Not showing up?
A follow up to last week's post
A reader texted me last week.
“There’s always one spouse who just doesn’t want to be involved in the money at all. It’s tough to get the second spouse interested.”
You probably already know which one you are in your relationship. And if you’re the one who keeps trying to get the other person to the table, whether that’s scheduling the money date, opening the laptop, or asking for thirty minutes on a Sunday, I want to offer you something before we get into any tactics.
Your partner isn’t opting out. They’re protecting themselves from something, and until you understand what that something is, no tactic is going to work for very long.
Here’s the thing about money conversations. They’re never really about the money.
When one person shuts down or disappears from the conversation, they’re not thinking about interest rates or savings targets. They’re feeling something. Maybe it’s shame about where things stand. Maybe it’s dread that looking at the numbers will make a fear real. Maybe every time money has come up before it turned into something that felt bad, and somewhere along the way they learned to be somewhere else when it starts. The disengagement made sense at some point, got reinforced over time, and now it’s just how things are.
It shows up in small ways. One spouse does all the talking when money comes up, and the other goes quiet, or changes the subject, or suddenly has somewhere else to be. It would be easy to read that as not caring. In my experience, it’s almost never that.

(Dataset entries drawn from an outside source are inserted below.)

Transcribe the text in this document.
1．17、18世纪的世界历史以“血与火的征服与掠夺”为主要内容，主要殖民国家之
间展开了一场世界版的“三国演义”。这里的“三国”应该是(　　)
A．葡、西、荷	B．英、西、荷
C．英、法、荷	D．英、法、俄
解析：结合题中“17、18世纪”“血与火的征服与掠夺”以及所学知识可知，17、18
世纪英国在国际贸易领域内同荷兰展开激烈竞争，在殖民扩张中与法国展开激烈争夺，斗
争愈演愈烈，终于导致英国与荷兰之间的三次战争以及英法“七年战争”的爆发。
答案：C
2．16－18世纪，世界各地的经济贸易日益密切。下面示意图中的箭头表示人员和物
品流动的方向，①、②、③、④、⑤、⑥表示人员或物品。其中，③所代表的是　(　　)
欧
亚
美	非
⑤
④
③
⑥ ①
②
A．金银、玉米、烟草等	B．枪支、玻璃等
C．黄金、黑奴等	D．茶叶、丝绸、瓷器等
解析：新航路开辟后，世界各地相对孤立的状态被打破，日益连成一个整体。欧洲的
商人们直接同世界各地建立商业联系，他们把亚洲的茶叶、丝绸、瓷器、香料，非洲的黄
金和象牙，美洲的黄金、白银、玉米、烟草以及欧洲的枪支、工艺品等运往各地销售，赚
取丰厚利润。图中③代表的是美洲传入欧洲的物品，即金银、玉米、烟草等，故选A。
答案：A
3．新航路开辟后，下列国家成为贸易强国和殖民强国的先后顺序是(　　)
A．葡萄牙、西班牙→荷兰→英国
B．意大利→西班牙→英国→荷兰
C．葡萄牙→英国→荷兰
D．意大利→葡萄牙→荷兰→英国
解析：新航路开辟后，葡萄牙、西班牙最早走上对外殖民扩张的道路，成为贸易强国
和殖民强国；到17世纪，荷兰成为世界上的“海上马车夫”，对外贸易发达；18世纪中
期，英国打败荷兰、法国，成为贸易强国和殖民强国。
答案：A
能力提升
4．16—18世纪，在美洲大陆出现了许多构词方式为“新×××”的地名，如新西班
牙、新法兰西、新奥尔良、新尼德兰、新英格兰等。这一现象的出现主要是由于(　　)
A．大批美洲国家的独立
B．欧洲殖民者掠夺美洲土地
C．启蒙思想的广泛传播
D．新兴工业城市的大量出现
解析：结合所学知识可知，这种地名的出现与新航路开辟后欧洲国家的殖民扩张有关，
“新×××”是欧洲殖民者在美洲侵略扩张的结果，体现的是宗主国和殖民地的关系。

This reminds me of what I’ve studied in financial therapy training. When a spouse resists going to couples therapy, the person who suggested it may take it personally and hears something like: you don’t care about us. But therapists will tell you that’s rarely what’s happening. More often, the resistant partner is scared of what might come out, feels that being asked implies they’re the problem, or has decided things are fine enough that opening that door feels riskier than leaving it closed. The care is usually there. The avoidance is doing a job. Money works exactly the same way.
So what do you actually do with this?
John Gottman’s research found that 69% of couples’ conflicts are perpetual, meaning they’re rooted in differences in personality, values, or history, and they don’t go away. They just keep coming back, and money almost always falls into that category. What people miss is that Gottman also found this is true for happy couples. The difference between couples who are doing well and couples who aren’t isn’t that the thriving ones solved their perpetual problems. It’s that they learned to talk about them without shutting down, which means the goal isn’t to fix the thing. It’s to be able to sit with it together.
The intervention Gottman developed for this kind of gridlock is called Dreams Within Conflict. The premise is that underneath most recurring conflicts is an unspoken fear or hope that hasn’t been heard, and the exercise asks each partner to get curious about what the issue actually means to the other person. Not what they want to do about it, but what they’re afraid of, what they’re hoping for, what enough would actually feel like. That question lands differently than asking if you can just look at the budget this weekend.
What the Gottman conversation actually asks of you is not a technique. It is curiosity. A real interest in what your partner is carrying that you did not already know.
That sounds simple, and it rarely is. Curiosity in a money conversation means slowing down when everything in you wants to explain or defend. It means treating your partner’s resistance as information rather than an obstruction.
I keep coming back to this because it keeps being true. Curiosity didn’t kill the cat is about what happened when one couple replaced debate with a 30-day experiment. What Listening Does for Hard Money Conversations explores why curiosity can be a strong predictor of whether a hard conversation goes well or sideways.
Last week, I wrote about research showing that couples consistently predict their money conversations will go worse than they actually do. That finding sits differently now. The spouse who won’t show up isn’t being difficult. They’re bracing for something they’ve decided will hurt, and knowing that, really knowing it not as a strategy but as something true, is usually the only thing that changes what’s possible.
The door isn’t on the spreadsheet. It’s in the question underneath it.